Archaeological studies sample ancient human populations one site at a time, often limited to a fraction of the regions and periods occupied by a given group. While this bias is known and discussed in the literature, few model populations span areas as large and unforgiving as the Yakuts of Eastern Siberia. We systematically surveyed 31,000 square kilometres in the Sakha Republic (Yakutia) and completed the archaeological study of 174 frozen graves, assembled between the 15th and the 19th century. We analysed genetic data (autosomal genotypes, Y-chromosome haplotypes and mitochondrial haplotypes) for all ancient subjects and confronted it to the study of 190 modern subjects from the same area and the same population. Ancient familial links and paternal clan were identified between graves up to 1500 km apart and we provide new data concerning the origins of the contemporary Yakut population and demonstrate that cultural similarities in the past were linked to (i) the expansion of specific paternal clans, (ii) preferential marriage among the elites and (iii) funeral choices that could constitute a bias in any ancient population study.
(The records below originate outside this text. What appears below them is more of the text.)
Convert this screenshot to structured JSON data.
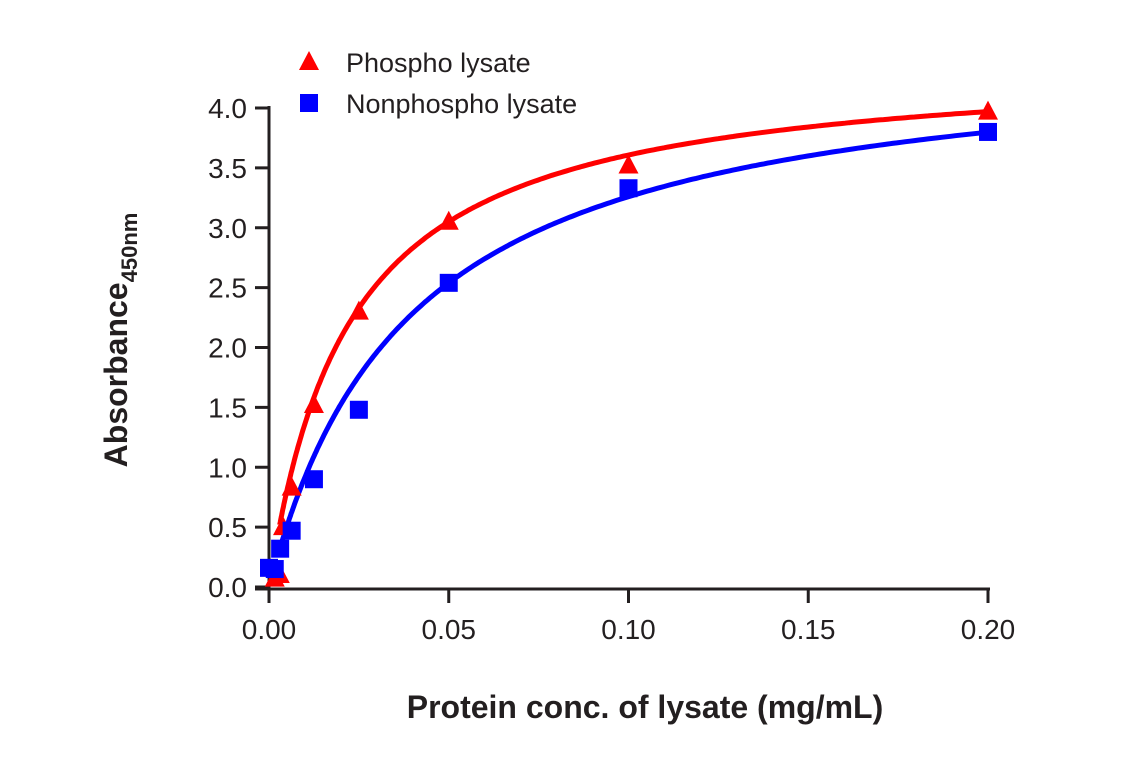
{
  "chart_data": {
    "type": "scatter",
    "title": "",
    "xlabel": "Protein conc. of lysate (mg/mL)",
    "ylabel": "Absorbance",
    "ylabel_subscript": "450nm",
    "xlim": [
      0,
      0.2
    ],
    "ylim": [
      0,
      4.0
    ],
    "xticks": [
      "0.00",
      "0.05",
      "0.10",
      "0.15",
      "0.20"
    ],
    "yticks": [
      "0.0",
      "0.5",
      "1.0",
      "1.5",
      "2.0",
      "2.5",
      "3.0",
      "3.5",
      "4.0"
    ],
    "grid": false,
    "legend_position": "top-left",
    "series": [
      {
        "name": "Phospho lysate",
        "color": "#ff0000",
        "marker": "triangle",
        "x": [
          0.0016,
          0.003,
          0.0039,
          0.0063,
          0.0125,
          0.025,
          0.05,
          0.1,
          0.2
        ],
        "y": [
          0.07,
          0.1,
          0.5,
          0.83,
          1.52,
          2.3,
          3.05,
          3.52,
          3.97
        ],
        "fit": {
          "model": "hyperbolic",
          "a": 4.414,
          "k": 0.02236
        }
      },
      {
        "name": "Nonphospho lysate",
        "color": "#0000ff",
        "marker": "square",
        "x": [
          0,
          0.0016,
          0.0031,
          0.0063,
          0.0125,
          0.025,
          0.05,
          0.1,
          0.2
        ],
        "y": [
          0.16,
          0.15,
          0.32,
          0.47,
          0.9,
          1.48,
          2.54,
          3.33,
          3.8
        ],
        "fit": {
          "model": "hyperbolic",
          "a": 4.55,
          "k": 0.0396
        }
      }
    ]
  }
}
Even if you are not interested in the cultural and anthropological evolution of this Turkic-speaking people of the Russian Far Eastern region, the method used is an excellent example of how to use archaeology and genetics (especially Y-DNA and mtDNA data) to obtain meaningful results when investigating ancient populations.
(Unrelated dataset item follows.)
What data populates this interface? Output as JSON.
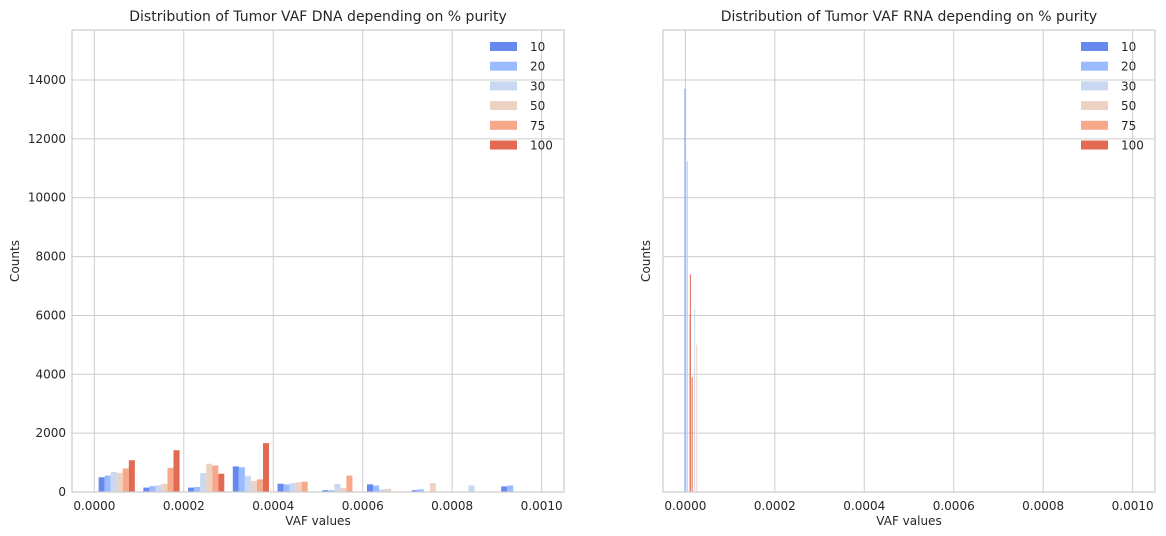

For quite some time, probably since the first renown admixture analyses of ancient DNA samples were published, we have been living under the impression that phylogeography, or simply archaeogenetics as it was called back in the day, is not needed.

Cavalli-Sforza’s assertion that the study of modern populations could offer a clear picture of past population movements is now considered wrong, and the study of Y-DNA and mtDNA haplogroups is today mostly disregarded as of secondary importance, even among geneticists. Whole genomic investigation (and especially admixture analyses) have been leading the new wave of overconfidence in genetic results, tightly joint with the ignorance of its shortcomings (and commercial interests based on desires of ethnic identification), and haplogroups are usually just reported with other, not entirely meaningful aspects of ancient DNA analyses.
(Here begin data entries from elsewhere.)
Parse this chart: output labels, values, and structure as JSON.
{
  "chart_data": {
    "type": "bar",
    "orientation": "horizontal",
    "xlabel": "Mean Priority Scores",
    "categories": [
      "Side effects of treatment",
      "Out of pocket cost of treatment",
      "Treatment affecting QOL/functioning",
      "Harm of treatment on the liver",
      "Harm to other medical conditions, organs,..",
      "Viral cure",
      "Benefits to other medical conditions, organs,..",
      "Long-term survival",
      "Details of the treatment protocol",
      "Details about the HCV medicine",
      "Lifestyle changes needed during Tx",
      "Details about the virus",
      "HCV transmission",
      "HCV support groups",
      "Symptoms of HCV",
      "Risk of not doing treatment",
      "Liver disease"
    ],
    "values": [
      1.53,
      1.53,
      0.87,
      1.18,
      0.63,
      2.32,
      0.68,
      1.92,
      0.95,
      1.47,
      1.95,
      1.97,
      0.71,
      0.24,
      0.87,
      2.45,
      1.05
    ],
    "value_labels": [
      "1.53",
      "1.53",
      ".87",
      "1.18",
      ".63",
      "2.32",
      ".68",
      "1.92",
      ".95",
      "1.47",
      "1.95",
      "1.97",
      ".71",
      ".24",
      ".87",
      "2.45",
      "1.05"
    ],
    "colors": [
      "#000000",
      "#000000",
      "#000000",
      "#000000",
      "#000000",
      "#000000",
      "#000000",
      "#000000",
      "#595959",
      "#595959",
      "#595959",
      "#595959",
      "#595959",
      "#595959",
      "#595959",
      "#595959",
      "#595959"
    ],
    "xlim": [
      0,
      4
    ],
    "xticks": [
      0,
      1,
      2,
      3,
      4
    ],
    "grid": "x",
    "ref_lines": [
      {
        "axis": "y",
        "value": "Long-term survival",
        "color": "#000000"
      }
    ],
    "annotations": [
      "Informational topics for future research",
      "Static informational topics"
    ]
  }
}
While it is undeniable that admixture analyses are offering quite interesting results, they must be carefully balanced against known archaeological and linguistic knowledge. Phylogeography – and especially Y-DNA haplogroup assessment – is quite interesting in investigating kinship and clans in patrilocal communities – i.e. most communities in prehistoric and historic periods, unless proven otherwise.

Luckily enough, there are those researchers who still strive to obtain meaningful information from haplotypes. The article referenced in this post is quite interesting due to its phylogeographic method’s applicability to ancient cultures and peoples.

When some geneticists look at simplistic prehistoric maps, like those depicting Yamna, Afanasevo, Corded Ware, and Bell Beaker cultures together, they forget that 1) cultural regions are selected more or less arbitrarily (we only have certain scattered sites for each of these cultures); 2) economic or population contacts are difficult to ascertain and to represent graphically; and 3) time periods for archaeological sites are important – in fact, they are probably THE most important aspect in assessing how accurate a map (and its “arrows” of migration or exchange) represents reality.

A careful, detailed study like this one, if applied to the Pontic-Caspian steppe, would probably reveal how R1b subclades dominated steppe clans, beginning at least during the Suvorovo-Novodanilovka expansion to the west, and certainly representing the vast majority of lineages during the internal expansion in the Early Yamna period and its later expansion east and west of the steppe…

Featured image from the article, summing up Geography, Archaeology, and Genetics of Yakutia – including Y-DNA and mtDNA haplogroups from ancient populations.